Mahdi Ahmadi1 Héctor Abruña1

1, Cornell university, Ithaca, New York, United States

The sluggish kinetics of the oxygen reduction reaction (ORR) at the cathode remains as one of the main challenges for commercial viability of alkaline exchange membrane fuel cells (AEMFCs). It is therefore, of great interest to explore the development of electrocatalysts with superior activity and stability relative to the coinventional carbon supported Pt nanoparticles (NPs).
In this work we have studied the effects and evolution of structure and surface composition of Pt-Mn NPs on their electrocatalytic activity for the ORR in alkaline media.
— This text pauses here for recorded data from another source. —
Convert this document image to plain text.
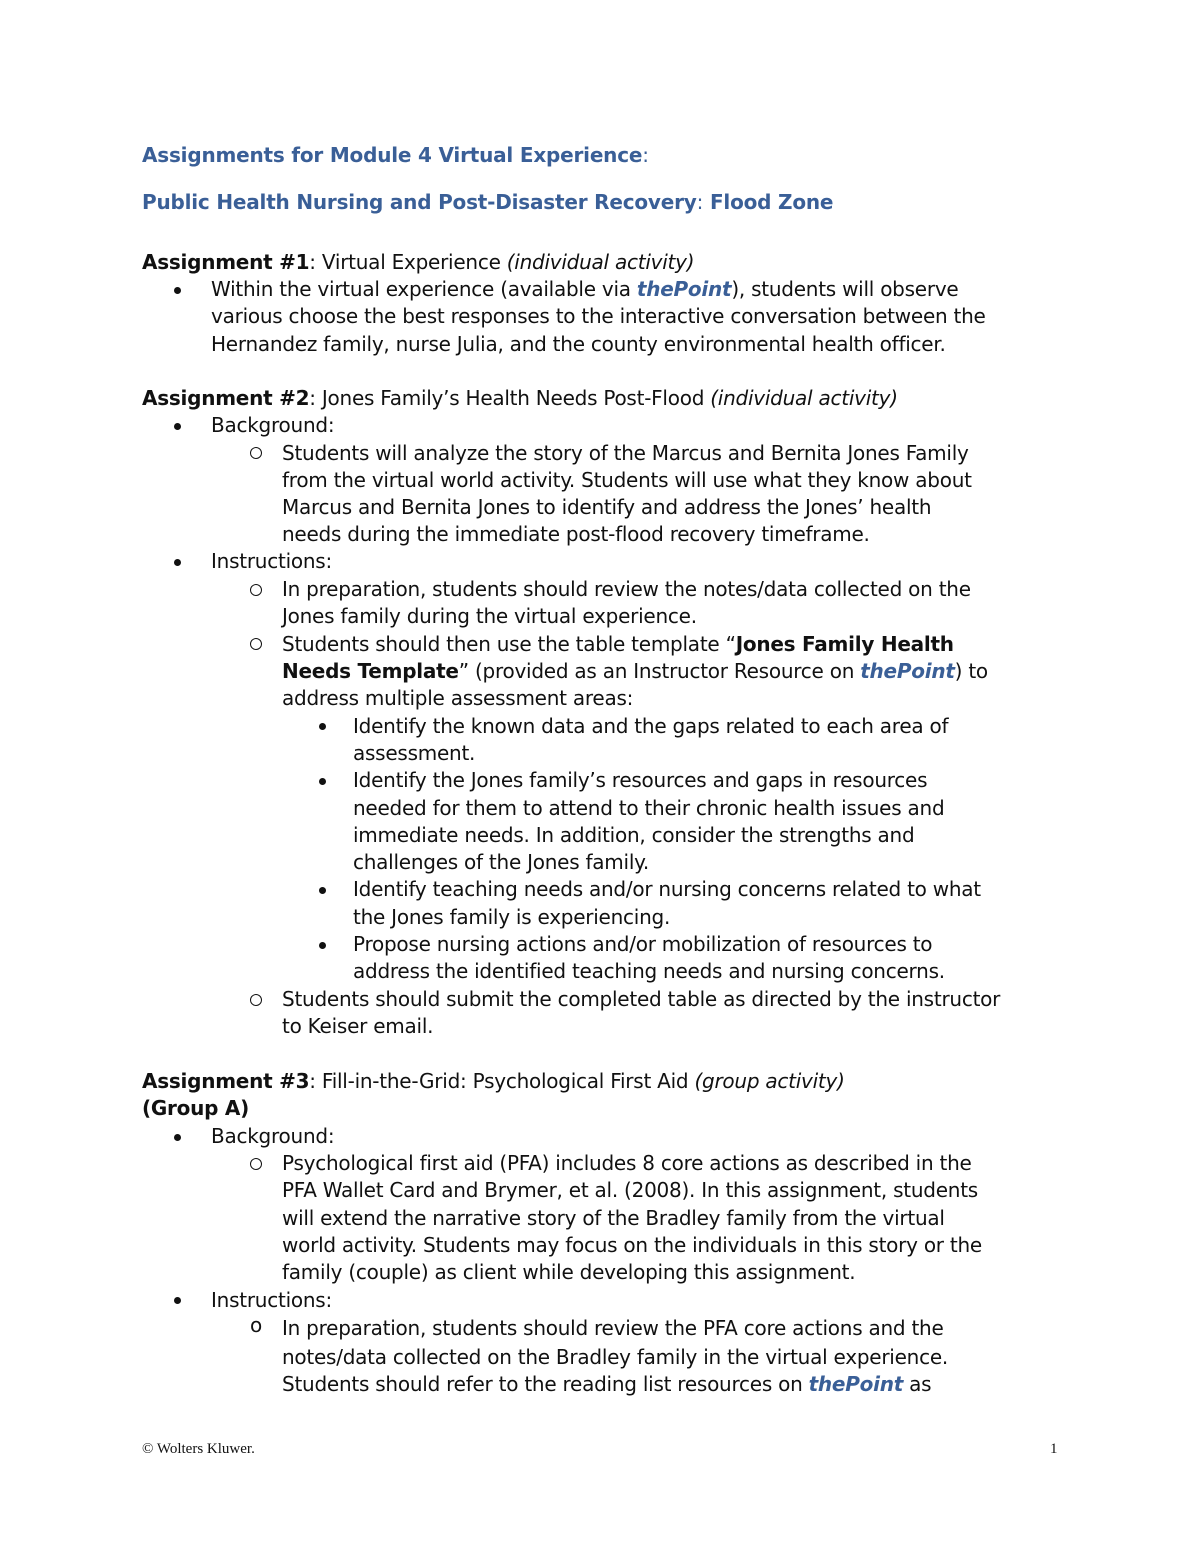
Assignments for Module 4 Virtual Experience:
Public Health Nursing and Post-Disaster Recovery: Flood Zone
Assignment #1: Virtual Experience (individual activity)
Within the virtual experience (available via thePoint), students will observe
various choose the best responses to the interactive conversation between the
Hernandez family, nurse Julia, and the county environmental health officer.
Assignment #2: Jones Family’s Health Needs Post-Flood (individual activity)
Background:
Students will analyze the story of the Marcus and Bernita Jones Family
from the virtual world activity. Students will use what they know about
Marcus and Bernita Jones to identify and address the Jones’ health
needs during the immediate post-flood recovery timeframe.
Instructions:
In preparation, students should review the notes/data collected on the
Jones family during the virtual experience.
Students should then use the table template “Jones Family Health
Needs Template” (provided as an Instructor Resource on thePoint) to
address multiple assessment areas:
Identify the known data and the gaps related to each area of
assessment.
Identify the Jones family’s resources and gaps in resources
needed for them to attend to their chronic health issues and
immediate needs. In addition, consider the strengths and
challenges of the Jones family.
Identify teaching needs and/or nursing concerns related to what
the Jones family is experiencing.
Propose nursing actions and/or mobilization of resources to
address the identified teaching needs and nursing concerns.
Students should submit the completed table as directed by the instructor
to Keiser email.
Assignment #3: Fill-in-the-Grid: Psychological First Aid (group activity)
(Group A)
Background:
Psychological first aid (PFA) includes 8 core actions as described in the
PFA Wallet Card and Brymer, et al. (2008). In this assignment, students
will extend the narrative story of the Bradley family from the virtual
world activity. Students may focus on the individuals in this story or the
family (couple) as client while developing this assignment.
Instructions:
o In preparation, students should review the PFA core actions and the
notes/data collected on the Bradley family in the virtual experience.
Students should refer to the reading list resources on thePoint as
© Wolters Kluwer.	1
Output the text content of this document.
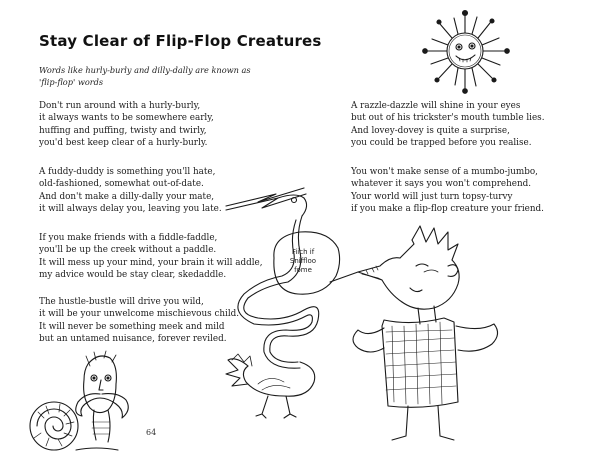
Stay Clear of Flip-Flop Creatures
Words like hurly-burly and dilly-dally are known as
'flip-flop' words
Don't run around with a hurly-burly,
it always wants to be somewhere early,
huffing and puffing, twisty and twirly,
you'd best keep clear of a hurly-burly.
A fuddy-duddy is something you'll hate,
old-fashioned, somewhat out-of-date.
And don't make a dilly-dally your mate,
it will always delay you, leaving you late.
If you make friends with a fiddle-faddle,
you'll be up the creek without a paddle.
It will mess up your mind, your brain it will addle,
my advice would be stay clear, skedaddle.
The hustle-bustle will drive you wild,
it will be your unwelcome mischievous child.
It will never be something meek and mild
but an untamed nuisance, forever reviled.
A razzle-dazzle will shine in your eyes
but out of his trickster's mouth tumble lies.
And lovey-dovey is quite a surprise,
you could be trapped before you realise.
You won't make sense of a mumbo-jumbo,
whatever it says you won't comprehend.
Your world will just turn topsy-turvy
if you make a flip-flop creature your friend.
Fiich if
Sniffloo
fome
64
Pt-Mn NPs were synthesized using solvothermal methods and were supported on C via impregnation. An ordered intermetallic phase was obtained by heat treatment. We have investigated the crystalline structure of these NPs using X-ray diffraction (XRD) and their size, morphology and composition using TEM/STEM, EELS and EDX. Cyclic voltammetry (CV) and rotating disk electrode (RDE) voltammetry were used to assess their electrocatalytic activity and stability.
The Pt-Mn NPs were electrochemically dealloyed in acidic media, through potential cycling, leading to the formation of a ~1nm thick Pt shell on an ordered Pt3Mn core. Enhanced mass and specific activity resulted by such electrochemical dealloying. The stability of the electrocatalyst was tested after 4,000 potential cycles in alkaline media following the DOE protocol (0.6-1.0 V vs reversible hydrogen electrode). In alkaline media, Mn surface segregation ensued, leading to a lower electrocatalytic activity when compared to the freshly dealloyed catalyst.